High-temperature melts with low electrical conductivity have largely been the province of CNL since the other main levitation techniques, EML and ESL, are inconvenient if not impossible for measurements on insulating systems. In fact, from its inception, non-conducting liquids, and in particular refractory molten oxides, have presented the heaviest application of CNL.

Pure trivalent oxides

The molten trivalent oxides Al2O3 and Y2O3, together with their mixtures, by themselves account for the vast majority of measurements with CNL. This is due in part to the scientific as well as technical importance of yttrium aluminium garnet (YAG), Y3Al5O12, an important laser material, discussed in the next section. In addition, pure Al2O3 is of technological interest as the reaction product in rocket engines fuelled by aluminium metal (Parry & Brewster,1991). As a result, molten Al2O3 has often been the material of choice when the opportunity arose for exploiting a new experimental technique with CNL.

The conductivity of molten Al2O3, measured with a contactless technique by Enderby et al. (1997) and Saboungi et al. (2002), is about 6 Ω−1cm−1 at the melting point, indicating the presence of ionic but not electronic conduction.
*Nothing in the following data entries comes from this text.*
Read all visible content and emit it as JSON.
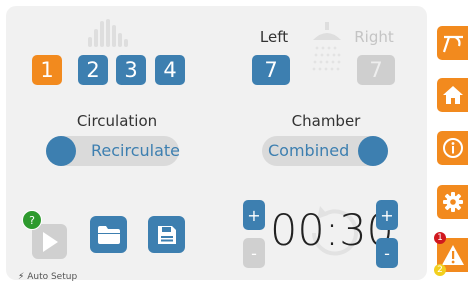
{
  "pumps": {
    "buttons": [
      {
        "label": "1",
        "state": "active"
      },
      {
        "label": "2",
        "state": "normal"
      },
      {
        "label": "3",
        "state": "normal"
      },
      {
        "label": "4",
        "state": "normal"
      }
    ]
  },
  "sides": {
    "left_label": "Left",
    "right_label": "Right",
    "left_value": "7",
    "right_value": "7"
  },
  "circulation": {
    "title": "Circulation",
    "value": "Recirculate"
  },
  "chamber": {
    "title": "Chamber",
    "value": "Combined"
  },
  "timer": {
    "value": "00:30",
    "plus_label": "+",
    "minus_label": "-"
  },
  "badges": {
    "play": "?",
    "alert_primary": "1",
    "alert_secondary": "2"
  },
  "status": {
    "text": "Auto Setup"
  },
  "colors": {
    "accent": "#f28a1e",
    "primary": "#3d7fb0",
    "disabled": "#d0d0d0",
    "help_badge": "#2e9a2e",
    "alert_badge": "#d0181f",
    "warn_badge": "#f2cf1e"
  }
}
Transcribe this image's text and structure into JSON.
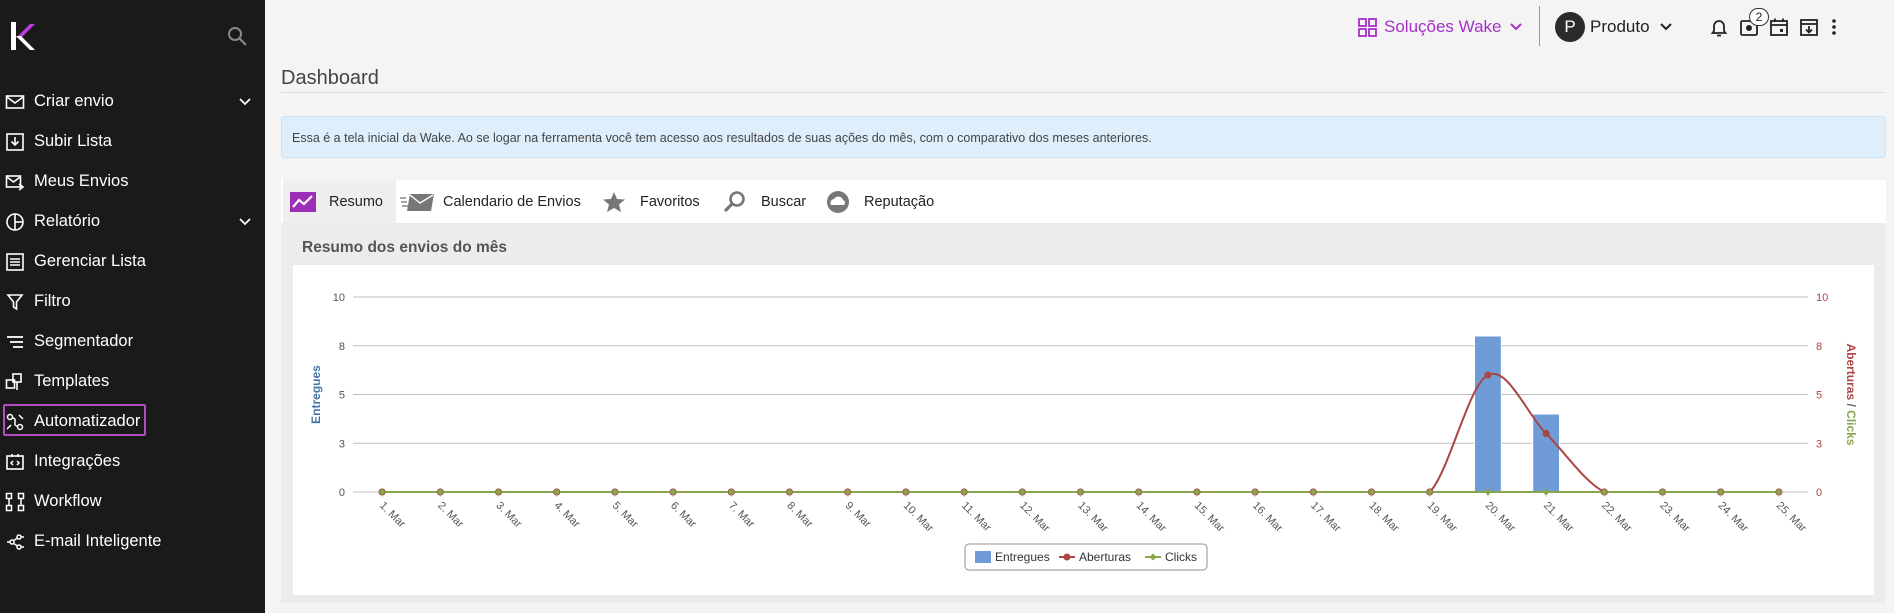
{
  "sidebar": {
    "logo": "wake-logo",
    "items": [
      {
        "label": "Criar envio",
        "icon": "mail-icon",
        "chevron": true
      },
      {
        "label": "Subir Lista",
        "icon": "upload-list-icon",
        "chevron": false
      },
      {
        "label": "Meus Envios",
        "icon": "sent-mail-icon",
        "chevron": false
      },
      {
        "label": "Relatório",
        "icon": "pie-chart-icon",
        "chevron": true
      },
      {
        "label": "Gerenciar Lista",
        "icon": "list-icon",
        "chevron": false
      },
      {
        "label": "Filtro",
        "icon": "filter-icon",
        "chevron": false
      },
      {
        "label": "Segmentador",
        "icon": "segment-icon",
        "chevron": false
      },
      {
        "label": "Templates",
        "icon": "templates-icon",
        "chevron": false
      },
      {
        "label": "Automatizador",
        "icon": "automation-icon",
        "chevron": false,
        "active": true
      },
      {
        "label": "Integrações",
        "icon": "integration-icon",
        "chevron": false
      },
      {
        "label": "Workflow",
        "icon": "workflow-icon",
        "chevron": false
      },
      {
        "label": "E-mail Inteligente",
        "icon": "brain-icon",
        "chevron": false
      }
    ]
  },
  "topbar": {
    "brand_selector": "Soluções Wake",
    "user_initial": "P",
    "user_name": "Produto",
    "notifications_badge": "2",
    "accent_color": "#a630c8"
  },
  "page": {
    "title": "Dashboard",
    "info_text": "Essa é a tela inicial da Wake. Ao se logar na ferramenta você tem acesso aos resultados de suas ações do mês, com o comparativo dos meses anteriores."
  },
  "tabs": [
    {
      "label": "Resumo",
      "icon": "trend-chart-icon",
      "active": true
    },
    {
      "label": "Calendario de Envios",
      "icon": "fast-mail-icon",
      "active": false
    },
    {
      "label": "Favoritos",
      "icon": "star-icon",
      "active": false
    },
    {
      "label": "Buscar",
      "icon": "magnifier-icon",
      "active": false
    },
    {
      "label": "Reputação",
      "icon": "cloud-face-icon",
      "active": false
    }
  ],
  "panel": {
    "title": "Resumo dos envios do mês"
  },
  "chart_data": {
    "type": "bar",
    "categories": [
      "1. Mar",
      "2. Mar",
      "3. Mar",
      "4. Mar",
      "5. Mar",
      "6. Mar",
      "7. Mar",
      "8. Mar",
      "9. Mar",
      "10. Mar",
      "11. Mar",
      "12. Mar",
      "13. Mar",
      "14. Mar",
      "15. Mar",
      "16. Mar",
      "17. Mar",
      "18. Mar",
      "19. Mar",
      "20. Mar",
      "21. Mar",
      "22. Mar",
      "23. Mar",
      "24. Mar",
      "25. Mar"
    ],
    "y_left": {
      "label": "Entregues",
      "ticks": [
        "0",
        "3",
        "5",
        "8",
        "10"
      ],
      "ylim": [
        0,
        10
      ],
      "color": "#4572a7"
    },
    "y_right": {
      "label_a": "Aberturas",
      "label_sep": "/",
      "label_b": "Clicks",
      "ticks": [
        "0",
        "3",
        "5",
        "8",
        "10"
      ],
      "ylim": [
        0,
        10
      ]
    },
    "series": [
      {
        "name": "Entregues",
        "kind": "bar",
        "color": "#6f9cd6",
        "values": [
          0,
          0,
          0,
          0,
          0,
          0,
          0,
          0,
          0,
          0,
          0,
          0,
          0,
          0,
          0,
          0,
          0,
          0,
          0,
          8,
          4,
          0,
          0,
          0,
          0
        ]
      },
      {
        "name": "Aberturas",
        "kind": "spline",
        "color": "#aa4643",
        "values": [
          0,
          0,
          0,
          0,
          0,
          0,
          0,
          0,
          0,
          0,
          0,
          0,
          0,
          0,
          0,
          0,
          0,
          0,
          0,
          6,
          3,
          0,
          0,
          0,
          0
        ]
      },
      {
        "name": "Clicks",
        "kind": "line",
        "color": "#89a54e",
        "values": [
          0,
          0,
          0,
          0,
          0,
          0,
          0,
          0,
          0,
          0,
          0,
          0,
          0,
          0,
          0,
          0,
          0,
          0,
          0,
          0,
          0,
          0,
          0,
          0,
          0
        ]
      }
    ],
    "legend": "bottom-center",
    "grid": true
  }
}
Later measurements (Saboungi et al., unpublished work, 2003) probed the effect of changing the gaseous environment in the levitation system and found a substantial drop in conductivity in a reducing environment (Fig. 8.1). The earlier results of Shpil'rain et al. (1976) on contained samples of molten Al2O3 under argon and in vacuo are in reasonably good agreement with the upper curve in Fig. 8.1.